South Korea's National Pension Service will take on more risk over the coming five years to maintain an annualized return target of just over 5%.
Minister of Health and Welfare Park Neung-Hoo, who is chairman of the NPS fund management committee, this week announced a 5-percentage-point shift to overseas equities from domestic bonds for the 737.5 trillion won ($597.6 billion) Jeonju-based pension giant's asset allocation targets through 2025.
The committee updates those five-year targets every year.
The latest targets call for NPS to invest 35% of its portfolio in overseas equities by 2025, up from last year's 30% target for 2024. The pension fund is aiming for a 22.3% weighting by the end of 2020.
That shift comes at the expense of domestic bonds, which will now aim for a 25% portfolio weighting by 2025, down from last year's 30% target for 2024. By the end of the current year, domestic bonds are slated to account for 41.9% of NPS' portfolio.
The latest update leaves five-year allocation targets for domestic equities and alternatives unchanged from the year before at 15% each. For 2020, those asset classes target weightings of 16.8% and 13%, respectively.
Likewise, the target for overseas bonds remains unchanged at 10% by 2025 — almost double this year's 5.5% weighting target.
As of Feb. 20, NPS reported allocations of 44.5% to domestic fixed income, 22% to global equities, 16.6% to domestic equities, 11.9% to alternatives, 4.7% to overseas bonds and 0.3% to short-term assets.
The updated allocation guidelines should allow NPS to achieve an annualized rate of return target of around 5.2%, in line with the 5.21% average annualized return the fund has delivered since its establishment in 1988, Mr. Park said in an announcement on the ministry's website.
He warned, however, that with the huge fallout from the COVID-19 crisis forecasting the outlook for financial markets and long-term economic trends is unusually tricky now. Mr. Park added that NPS will actively monitor and respond to market changes, diversifying its investments and taking a long-term stance in managing through the post-COVID-19 period.

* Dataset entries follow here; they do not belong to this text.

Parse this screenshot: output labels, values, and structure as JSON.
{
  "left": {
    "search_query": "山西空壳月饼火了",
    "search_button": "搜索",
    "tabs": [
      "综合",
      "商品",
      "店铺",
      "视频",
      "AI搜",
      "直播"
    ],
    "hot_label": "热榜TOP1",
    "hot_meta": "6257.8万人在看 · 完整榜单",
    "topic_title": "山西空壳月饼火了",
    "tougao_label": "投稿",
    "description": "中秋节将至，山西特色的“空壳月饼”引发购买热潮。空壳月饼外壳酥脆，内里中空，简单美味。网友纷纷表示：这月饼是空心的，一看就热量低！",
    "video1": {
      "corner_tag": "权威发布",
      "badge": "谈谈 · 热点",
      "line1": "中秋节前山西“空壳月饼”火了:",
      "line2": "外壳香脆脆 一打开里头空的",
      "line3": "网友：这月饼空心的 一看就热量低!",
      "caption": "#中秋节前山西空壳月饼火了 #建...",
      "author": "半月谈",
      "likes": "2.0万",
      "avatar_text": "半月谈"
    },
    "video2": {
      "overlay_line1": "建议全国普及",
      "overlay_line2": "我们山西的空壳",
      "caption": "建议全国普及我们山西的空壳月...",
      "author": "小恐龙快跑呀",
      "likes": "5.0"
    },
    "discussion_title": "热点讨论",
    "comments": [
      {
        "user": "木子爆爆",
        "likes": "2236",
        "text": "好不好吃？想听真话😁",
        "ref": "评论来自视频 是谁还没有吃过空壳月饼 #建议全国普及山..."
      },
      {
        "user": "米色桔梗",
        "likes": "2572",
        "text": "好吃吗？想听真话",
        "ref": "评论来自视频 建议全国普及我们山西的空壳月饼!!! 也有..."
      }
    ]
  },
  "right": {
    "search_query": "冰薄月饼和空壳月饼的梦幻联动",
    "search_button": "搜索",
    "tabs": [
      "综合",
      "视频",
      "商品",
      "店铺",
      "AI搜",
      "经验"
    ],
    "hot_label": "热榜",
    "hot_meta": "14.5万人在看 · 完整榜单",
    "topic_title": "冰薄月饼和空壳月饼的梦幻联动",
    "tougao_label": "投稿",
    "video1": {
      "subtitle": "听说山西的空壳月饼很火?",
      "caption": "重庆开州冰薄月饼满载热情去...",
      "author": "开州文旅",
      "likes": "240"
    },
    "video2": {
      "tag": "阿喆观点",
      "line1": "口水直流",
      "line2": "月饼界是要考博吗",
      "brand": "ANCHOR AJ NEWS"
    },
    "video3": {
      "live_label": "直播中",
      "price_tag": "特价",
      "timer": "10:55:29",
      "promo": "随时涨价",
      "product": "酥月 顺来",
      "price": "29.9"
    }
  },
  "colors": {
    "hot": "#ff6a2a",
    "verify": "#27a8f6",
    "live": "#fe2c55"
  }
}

NPS is not the only pension fund giant moving this year to trim its reliance on sovereign bonds at a time when aggressive central bank stimulus policies around the globe have driven bond yields down to zero or below.
At the end of March, Japan's Government Pension Investment Fund, Tokyo, announced an asset allocation update, slashing its ¥169 trillion ($1.6 trillion) portfolio's target allocation for domestic bonds to 25% from 35%. The pension fund updates its asset allocation every five years.